Water filtration systems are crucial to ensure that our water is safe and healthy to drink. However, choosing the best filtration system for your needs can take time and effort because there are so many different types of filtration systems on the market. 

To assist you in choosing the sort of filtration system ideal for you, learn more as we examine the many filtration system types in this blog post, along with their advantages and disadvantages. So, whether you need a portable option for travel or a whole-house filtering system, we have you covered. But first, let’s explore the many filtering systems available today.

Filter with Activated Carbon

Utilizing chemical adsorption and an activated carbon surface, the processing method of carbon filtering removes contaminants and impurities. Through chemical absorption, each carbon granule or particle offers a sizable surface area or pore structure that removes contaminants. One gram of activated carbon, for instance, has a surface area larger than 3,000 m2 (32,000 sq ft).

Chemical absorption is how activated carbon works. Pollutant particles are absorbed into the pore structure of the carbon substrate, where they are then removed by liquid. Air filtration, agricultural gas processing, and water purification are all common uses for carbon filtering. Other uses for it include the manufacture of respirator helmets, the purification of sugarcane, and the regeneration of gold and silver. Additionally, it’s a component of car and cigarette filters.

A whole house water filtration system provides clean water at every sink in the home, showers, and all other appliances that require water. This provides maximum health benefits for the entire family since water is absorbed through the skin (during bathing and washing).

Reverse Osmosis

When water is forced through a semipermeable membrane to separate certain contaminants, which are subsequently flushed down the sink, reverse osmosis removes those contaminants. The clean drinking water is gathered in a holding tank and then routed into your faucet or refrigerator pipes.

Alkaline/Water Ionizers

Your drinking water is filtered through electrolysis by alkaline/water ionizer water filtration devices. Water is split into two streams, one acidic and one alkaline, by passing it through electrically charged plates. Although alkaline water is better for your hair and skin, this process does not get rid of contaminants or kill bacteria, so it is not the best choice for people who want clean drinking and bathing water.

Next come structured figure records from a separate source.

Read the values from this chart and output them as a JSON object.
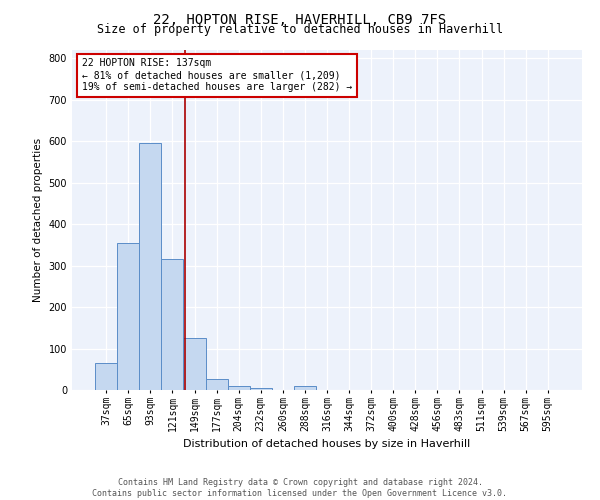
{
  "title": "22, HOPTON RISE, HAVERHILL, CB9 7FS",
  "subtitle": "Size of property relative to detached houses in Haverhill",
  "xlabel": "Distribution of detached houses by size in Haverhill",
  "ylabel": "Number of detached properties",
  "bin_labels": [
    "37sqm",
    "65sqm",
    "93sqm",
    "121sqm",
    "149sqm",
    "177sqm",
    "204sqm",
    "232sqm",
    "260sqm",
    "288sqm",
    "316sqm",
    "344sqm",
    "372sqm",
    "400sqm",
    "428sqm",
    "456sqm",
    "483sqm",
    "511sqm",
    "539sqm",
    "567sqm",
    "595sqm"
  ],
  "bar_heights": [
    65,
    355,
    595,
    315,
    125,
    27,
    10,
    5,
    0,
    10,
    0,
    0,
    0,
    0,
    0,
    0,
    0,
    0,
    0,
    0,
    0
  ],
  "bar_color": "#c5d8f0",
  "bar_edge_color": "#5b8dc8",
  "annotation_title": "22 HOPTON RISE: 137sqm",
  "annotation_line1": "← 81% of detached houses are smaller (1,209)",
  "annotation_line2": "19% of semi-detached houses are larger (282) →",
  "annotation_box_color": "white",
  "annotation_border_color": "#cc0000",
  "vline_color": "#aa0000",
  "footer1": "Contains HM Land Registry data © Crown copyright and database right 2024.",
  "footer2": "Contains public sector information licensed under the Open Government Licence v3.0.",
  "bg_color": "#edf2fb",
  "ylim": [
    0,
    820
  ],
  "yticks": [
    0,
    100,
    200,
    300,
    400,
    500,
    600,
    700,
    800
  ],
  "title_fontsize": 10,
  "subtitle_fontsize": 8.5,
  "ylabel_fontsize": 7.5,
  "xlabel_fontsize": 8,
  "tick_fontsize": 7,
  "annotation_fontsize": 7,
  "footer_fontsize": 6
}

The water in your home contains dangerous germs, which ultraviolet (UV) lamps pierce and kill by concentrating on their DNA nucleus. This renders them remarkably incapable of duplicating. Systems for UV water filtering eliminate 99.99% of dangerous germs without using chemicals or changing the taste or odor of your water. Thus, UV water filtration systems are advised for home owners who are only concerned about E. Giardia, E. coli, cryptosporidium, or other potentially harmful bacteria.

Infrared Water Filter

Heat and light are used by infrared water filters to negatively charge the water. The water is purified and softened throughout this procedure. Reverse osmosis filtration systems are used in conjunction with this method because it does not eradicate pollutants or kill microorganisms.

Best Two Water Filtration Methods

The two most effective water filtering methods are reverse osmosis and activated carbon filtration, which also eliminates microorganisms. The less expensive of the two activated carbon filtering systems require little to no maintenance, offer long-term efficacy, and have very satisfied users.

What Size Filtration System Do I Require?

If a whole-house water filtration system is out of your price range, you have pitcher and sink solutions. It is preferable to filter your water exclusively for drinking and cooking. Although the drinking water in the Charlotte area satisfies standards for potable water, the EPA has identified a number of contaminants found at alarming levels, including chlorine byproducts that are now known to be low-level carcinogenic agents.